One of the most pernicious civil liberties’ rollbacks is HR.3, the House-sponsored legislation that would give the I.R.S. the right to question women who had abortions about whether they became pregnant by rape or incest. The bill has been dubbed “Stupak on Steroids,” after Democratic Congressman Bark Stupak, who crusaded against abortion coverage under health care reform. According to Mother Jones magazine, the bill “extends the reach of the Hyde Amendment—which bans federal funding for abortion except in cases of rape, incest, or when the life of the mother is at stake—into many parts of the federal tax code. In some cases, the law would forbid using tax benefits—like credits or deductions—to pay for abortions or health insurance that covers abortion.” Women who are audited could be forced to reveal why and how they had an abortion, further ensuring Big Brother’s reign over their bodies and destinies.
There is a connection between this kind of state-sponsored terrorism and the brutal occupation of women’s bodies through rape. Yet in the U.S., the term terrorism is only used when dark-skinned racial others are the perpetrators of “strategic” geopolitical violence. Violence against women can be isolated to aberrant male predators, not the predatory terroristic human rights violations of the state.

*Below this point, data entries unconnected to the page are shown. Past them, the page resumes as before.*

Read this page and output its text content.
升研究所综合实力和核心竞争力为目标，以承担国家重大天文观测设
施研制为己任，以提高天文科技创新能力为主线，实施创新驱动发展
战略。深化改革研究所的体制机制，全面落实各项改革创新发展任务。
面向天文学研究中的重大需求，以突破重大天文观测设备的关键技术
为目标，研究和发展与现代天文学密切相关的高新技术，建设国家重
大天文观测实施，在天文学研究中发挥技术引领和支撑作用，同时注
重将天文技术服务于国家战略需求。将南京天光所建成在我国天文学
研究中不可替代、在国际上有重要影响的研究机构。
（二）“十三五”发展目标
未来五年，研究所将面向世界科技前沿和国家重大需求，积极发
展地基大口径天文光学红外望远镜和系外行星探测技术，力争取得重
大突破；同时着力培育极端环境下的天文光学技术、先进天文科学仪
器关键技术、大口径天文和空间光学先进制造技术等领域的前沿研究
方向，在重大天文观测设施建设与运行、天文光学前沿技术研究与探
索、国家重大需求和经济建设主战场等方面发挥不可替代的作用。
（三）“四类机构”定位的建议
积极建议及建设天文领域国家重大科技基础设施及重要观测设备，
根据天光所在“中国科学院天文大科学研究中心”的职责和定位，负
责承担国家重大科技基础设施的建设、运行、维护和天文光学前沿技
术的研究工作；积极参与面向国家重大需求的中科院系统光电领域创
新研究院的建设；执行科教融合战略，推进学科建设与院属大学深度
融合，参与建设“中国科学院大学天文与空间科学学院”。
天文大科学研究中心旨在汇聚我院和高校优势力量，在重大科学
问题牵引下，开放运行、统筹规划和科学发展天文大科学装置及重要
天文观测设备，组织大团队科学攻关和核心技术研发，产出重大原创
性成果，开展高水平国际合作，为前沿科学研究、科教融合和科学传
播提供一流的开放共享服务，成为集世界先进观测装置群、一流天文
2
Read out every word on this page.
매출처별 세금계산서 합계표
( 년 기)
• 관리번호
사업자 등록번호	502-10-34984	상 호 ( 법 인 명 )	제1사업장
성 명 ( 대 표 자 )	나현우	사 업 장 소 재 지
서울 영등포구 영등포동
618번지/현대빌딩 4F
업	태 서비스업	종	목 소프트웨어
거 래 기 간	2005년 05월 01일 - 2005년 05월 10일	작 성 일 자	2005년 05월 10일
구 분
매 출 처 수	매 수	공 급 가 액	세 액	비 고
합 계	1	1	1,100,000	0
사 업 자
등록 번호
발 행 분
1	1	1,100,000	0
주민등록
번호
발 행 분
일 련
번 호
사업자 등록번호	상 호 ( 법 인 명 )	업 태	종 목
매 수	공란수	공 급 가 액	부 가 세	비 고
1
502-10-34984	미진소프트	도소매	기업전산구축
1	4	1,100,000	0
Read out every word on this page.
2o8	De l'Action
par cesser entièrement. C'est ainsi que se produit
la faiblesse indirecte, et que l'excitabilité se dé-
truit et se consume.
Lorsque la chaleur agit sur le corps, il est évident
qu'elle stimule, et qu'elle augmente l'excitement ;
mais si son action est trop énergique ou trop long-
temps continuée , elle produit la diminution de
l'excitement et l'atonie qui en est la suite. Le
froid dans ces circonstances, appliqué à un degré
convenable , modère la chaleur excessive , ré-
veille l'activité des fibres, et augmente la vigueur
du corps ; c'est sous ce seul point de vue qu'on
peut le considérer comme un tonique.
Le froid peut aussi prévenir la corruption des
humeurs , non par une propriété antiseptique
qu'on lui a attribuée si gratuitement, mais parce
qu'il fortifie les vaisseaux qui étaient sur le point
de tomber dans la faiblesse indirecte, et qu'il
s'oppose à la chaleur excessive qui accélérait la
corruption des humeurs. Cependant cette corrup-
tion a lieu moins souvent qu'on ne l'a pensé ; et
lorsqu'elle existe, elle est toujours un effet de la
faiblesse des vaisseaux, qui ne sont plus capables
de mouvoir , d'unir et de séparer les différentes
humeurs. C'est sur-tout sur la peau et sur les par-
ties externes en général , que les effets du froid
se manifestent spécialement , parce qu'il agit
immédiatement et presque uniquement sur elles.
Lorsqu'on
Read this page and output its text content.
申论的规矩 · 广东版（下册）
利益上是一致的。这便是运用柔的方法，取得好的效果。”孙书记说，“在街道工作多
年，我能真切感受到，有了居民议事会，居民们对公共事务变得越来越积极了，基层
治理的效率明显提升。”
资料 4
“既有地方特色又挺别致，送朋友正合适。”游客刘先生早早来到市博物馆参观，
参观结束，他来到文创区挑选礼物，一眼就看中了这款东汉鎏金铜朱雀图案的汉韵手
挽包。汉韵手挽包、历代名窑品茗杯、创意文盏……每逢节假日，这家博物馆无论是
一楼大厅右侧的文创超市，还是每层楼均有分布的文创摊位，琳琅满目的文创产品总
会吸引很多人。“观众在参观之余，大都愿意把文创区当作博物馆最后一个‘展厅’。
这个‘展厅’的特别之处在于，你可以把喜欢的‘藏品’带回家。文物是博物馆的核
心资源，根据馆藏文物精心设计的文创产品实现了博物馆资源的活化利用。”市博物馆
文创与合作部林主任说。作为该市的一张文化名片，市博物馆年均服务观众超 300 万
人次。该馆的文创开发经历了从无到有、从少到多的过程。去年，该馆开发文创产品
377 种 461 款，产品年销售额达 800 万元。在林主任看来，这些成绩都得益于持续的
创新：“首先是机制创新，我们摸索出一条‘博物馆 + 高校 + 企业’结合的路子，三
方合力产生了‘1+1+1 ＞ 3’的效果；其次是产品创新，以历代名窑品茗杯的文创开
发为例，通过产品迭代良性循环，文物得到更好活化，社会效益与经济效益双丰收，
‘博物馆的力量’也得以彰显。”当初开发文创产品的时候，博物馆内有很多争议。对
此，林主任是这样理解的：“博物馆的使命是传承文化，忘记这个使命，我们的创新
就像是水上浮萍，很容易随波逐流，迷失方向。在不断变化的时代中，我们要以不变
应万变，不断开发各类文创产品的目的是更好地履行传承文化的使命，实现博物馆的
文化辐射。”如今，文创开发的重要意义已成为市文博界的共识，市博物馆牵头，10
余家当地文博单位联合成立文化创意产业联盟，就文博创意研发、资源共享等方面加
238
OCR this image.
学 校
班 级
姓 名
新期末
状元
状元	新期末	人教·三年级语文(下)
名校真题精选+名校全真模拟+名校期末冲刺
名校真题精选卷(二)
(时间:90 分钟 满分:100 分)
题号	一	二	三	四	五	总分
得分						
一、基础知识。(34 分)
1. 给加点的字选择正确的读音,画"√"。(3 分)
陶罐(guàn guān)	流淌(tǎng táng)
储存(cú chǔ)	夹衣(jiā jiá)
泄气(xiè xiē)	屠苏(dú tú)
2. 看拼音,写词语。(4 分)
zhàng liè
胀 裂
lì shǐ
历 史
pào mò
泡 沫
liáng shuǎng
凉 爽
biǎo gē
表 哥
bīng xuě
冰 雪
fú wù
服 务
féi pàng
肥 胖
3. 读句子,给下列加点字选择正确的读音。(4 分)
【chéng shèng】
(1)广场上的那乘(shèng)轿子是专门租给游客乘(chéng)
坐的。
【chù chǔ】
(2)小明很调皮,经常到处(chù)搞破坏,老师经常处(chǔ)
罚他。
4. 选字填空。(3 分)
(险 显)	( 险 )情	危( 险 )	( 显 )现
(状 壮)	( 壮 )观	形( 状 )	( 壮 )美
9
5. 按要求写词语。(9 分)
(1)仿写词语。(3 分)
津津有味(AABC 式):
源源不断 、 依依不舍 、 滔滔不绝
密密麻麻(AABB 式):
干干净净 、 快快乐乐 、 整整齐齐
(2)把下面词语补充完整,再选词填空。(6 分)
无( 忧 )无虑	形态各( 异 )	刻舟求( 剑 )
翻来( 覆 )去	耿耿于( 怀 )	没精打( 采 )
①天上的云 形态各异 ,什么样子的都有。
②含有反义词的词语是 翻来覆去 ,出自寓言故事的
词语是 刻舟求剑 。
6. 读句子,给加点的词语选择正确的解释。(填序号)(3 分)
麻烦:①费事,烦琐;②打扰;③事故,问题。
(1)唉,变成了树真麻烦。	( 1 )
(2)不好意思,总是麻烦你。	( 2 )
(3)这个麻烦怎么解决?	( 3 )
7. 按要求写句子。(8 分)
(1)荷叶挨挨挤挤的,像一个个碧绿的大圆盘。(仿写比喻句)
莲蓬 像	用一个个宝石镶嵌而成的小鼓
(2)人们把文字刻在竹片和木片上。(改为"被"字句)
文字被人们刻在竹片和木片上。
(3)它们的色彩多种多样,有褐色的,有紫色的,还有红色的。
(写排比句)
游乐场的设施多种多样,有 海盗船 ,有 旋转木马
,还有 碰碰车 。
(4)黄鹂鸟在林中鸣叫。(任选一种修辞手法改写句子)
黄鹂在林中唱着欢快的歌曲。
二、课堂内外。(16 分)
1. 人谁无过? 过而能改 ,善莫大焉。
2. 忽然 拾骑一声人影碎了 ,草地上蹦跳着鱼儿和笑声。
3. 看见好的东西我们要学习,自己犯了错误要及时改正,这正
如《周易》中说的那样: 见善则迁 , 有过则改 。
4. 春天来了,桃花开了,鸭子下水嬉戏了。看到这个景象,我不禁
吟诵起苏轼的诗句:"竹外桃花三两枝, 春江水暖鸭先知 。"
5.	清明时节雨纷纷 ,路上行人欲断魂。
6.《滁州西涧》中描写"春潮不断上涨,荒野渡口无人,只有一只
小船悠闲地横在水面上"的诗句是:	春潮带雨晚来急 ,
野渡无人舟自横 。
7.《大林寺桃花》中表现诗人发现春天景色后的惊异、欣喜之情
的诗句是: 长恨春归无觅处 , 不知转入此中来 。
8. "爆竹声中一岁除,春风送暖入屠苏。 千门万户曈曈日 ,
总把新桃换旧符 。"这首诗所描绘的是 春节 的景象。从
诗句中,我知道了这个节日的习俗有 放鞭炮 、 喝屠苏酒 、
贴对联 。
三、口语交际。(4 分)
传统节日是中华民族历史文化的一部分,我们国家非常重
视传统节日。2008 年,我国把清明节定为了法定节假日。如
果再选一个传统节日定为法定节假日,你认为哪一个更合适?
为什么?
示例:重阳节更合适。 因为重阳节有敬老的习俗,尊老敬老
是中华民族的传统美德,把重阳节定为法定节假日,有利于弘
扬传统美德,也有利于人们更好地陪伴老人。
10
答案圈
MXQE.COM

Recently, a student in my Women’s Leadership Project group expressed her vehement opposition to abortion. She argued that a woman who has sex should be prepared to accept the potential consequence of an unplanned pregnancy. Like most young women she was taught that going through with an unplanned unwanted pregnancy is a supremely moral decision. After all, self-sacrifice under inhumane conditions is what is expected and required of women. Validation through a baby that one cannot take care of is ok, while validation through sex is not. In this regime, the consequence of pregnancy for women is a biologically determined life sentence, one that males cannot and will not be forced to serve. Women who don’t agree to this life sentence are immoral, rather than the society that does not provide for every child regardless of class or race. Some of the most vitriolic responses I’ve ever gotten to my writing were from anti-abortion foes, primarily men, who see a white supremacist plot behind black women’s support for abortion. But it is not white supremacy that dictates black women’s allegiance to the legacy of female ancestors who could not control their own destinies. And this is perhaps the profound power of Walker’s work. In search of her mother’s garden, she “found (her) own.” Honoring the great grandmothers whose artistry and personhood were denied symbolizes the revolutionary right of women to control their own destinies, tend their own gardens, to ensure that terrorism cannot continue to disguise itself as legitimacy and law.